INCREDIBLY MILD SPOILERS FOR FOLKS UNFAMILIAR WITH THE TEEN TITANS LIVE HERE: Visually, the show doesn’t seem to have a bigger budget than, say, the Marvel Netflix properties, so I was lured in by the comfort of all of those shows and the first several episodes here into thinking this show would be fairly low to the ground. Sure Kori and Rachael had some pretty large powersets, but Beast Boy was toned way down, and the Hawk and Dove were reduced to street level brawlers. With the Nuclear Family being just a little bit strong and the rest of the villains being thugs, I expected the plot was reworked to be a street level series. Well, the back half of the season blows that up with the reveal of Kori being an alien, Rachael being a prophecized galaxy-wide destroyer of worlds, and the introduction of a Trigon whose backstory and scope matches that of his comic iteration (though, for budgetary sakes, when he finally appears, he does so in the guise of just some dude).
The season ends with a huge cliffhanger I won’t reveal here, and the last episode even has a very MCU-esque end credits scene which hints at new characters to come.

I will say that, yes, the series is dark. It is exceedingly brutal at points, everyone is chock full of angst and dread, tons of folks die–many at the heroes’ hands–and while there is some sporadic humor or joy sprinkled across the eleven episodes, those moments get lost in the melancholy of it all.

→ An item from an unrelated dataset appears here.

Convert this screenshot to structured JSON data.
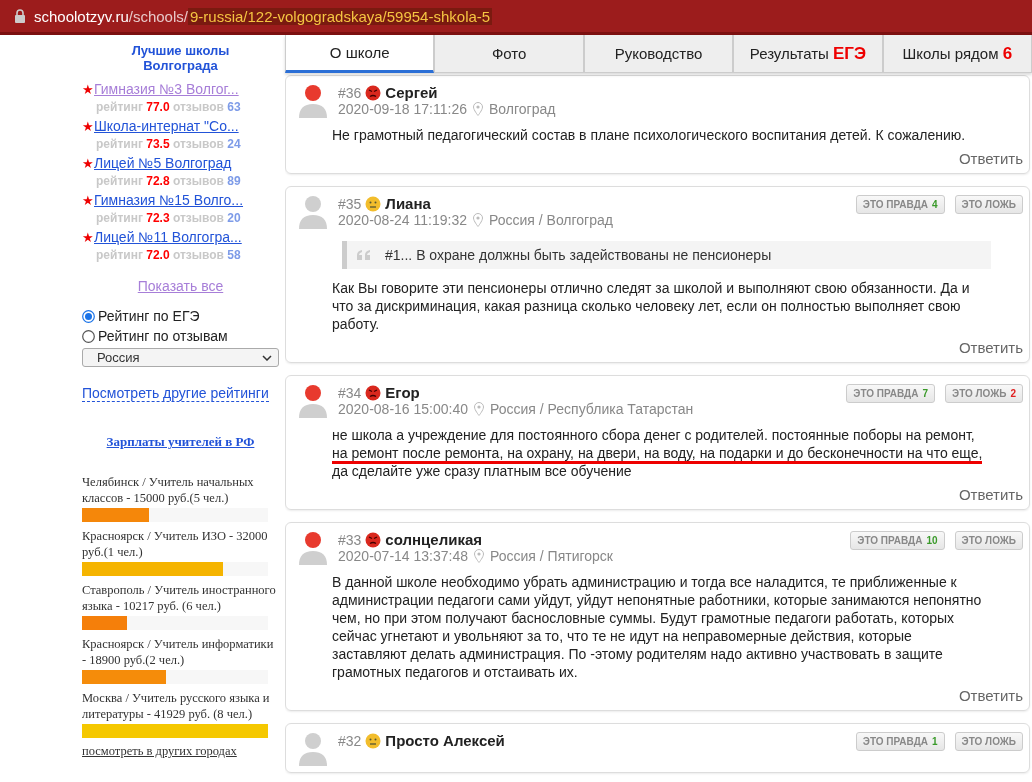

That said, what Titans did that Snyder’s DCEU flicks did not is make me CARE about the characters. So things can be grim downers if the development makes sense. An amnesiac Starfire who cooks fools in self-defense while also having an adversarial and flirtatious relationship with Grayson is a hell of a lot easier to swallow than a Pa Kent who irrationally is all “Maybe just let a bus full of kids die” and has no other character to speak of. Teagan Croft as Rachael is mostly tasked with being afraid–either of those out to get her or of herself–but she has moments of childlike brightness that shine through and really help sell a reason for wanting her to overcome all of her obstacles. Thwaites’ Grayson does an excellent job wrestling with being the vicious weapon Batman created versus having the ability to help a child in need… just as Bruce once did for him. Sure it’s all so very heavy, but at least you care about it. Maybe that’s the benefit of having eleven hour long episodes instead of two three hour movies, but whatever it is, it works.
The show does occasionally lose focus, whether it’s the aforementioned Doom Patrol episode or Dick’s side quest with Jason Todd or the penultimate chapter, which just tells the origin of Hawk & Dove. Depending on how valuable Hank and Dawn remain in season two, that last one is likely the most forgivable (and that episode hints at a bigger future role for Jason Todd, too). If I had to watch this show weekly, those interludes would be a bigger deal, but binging them? They are just speedbumps.
All in all, it’s a pretty decent banger for the streaming service right out of the gate. Granted, DC has had a lot of practice with the Arrowverse shows so they weren’t exactly going in cold, but… it’s DC in the 2010’s doing live action. There’s always a glimmer of fear at what’s to come. But I enjoyed this. The characters were lively and fun, the story felt intense, and everything looked good for the universe it was establishing. I’ll definitely be all in for the second season.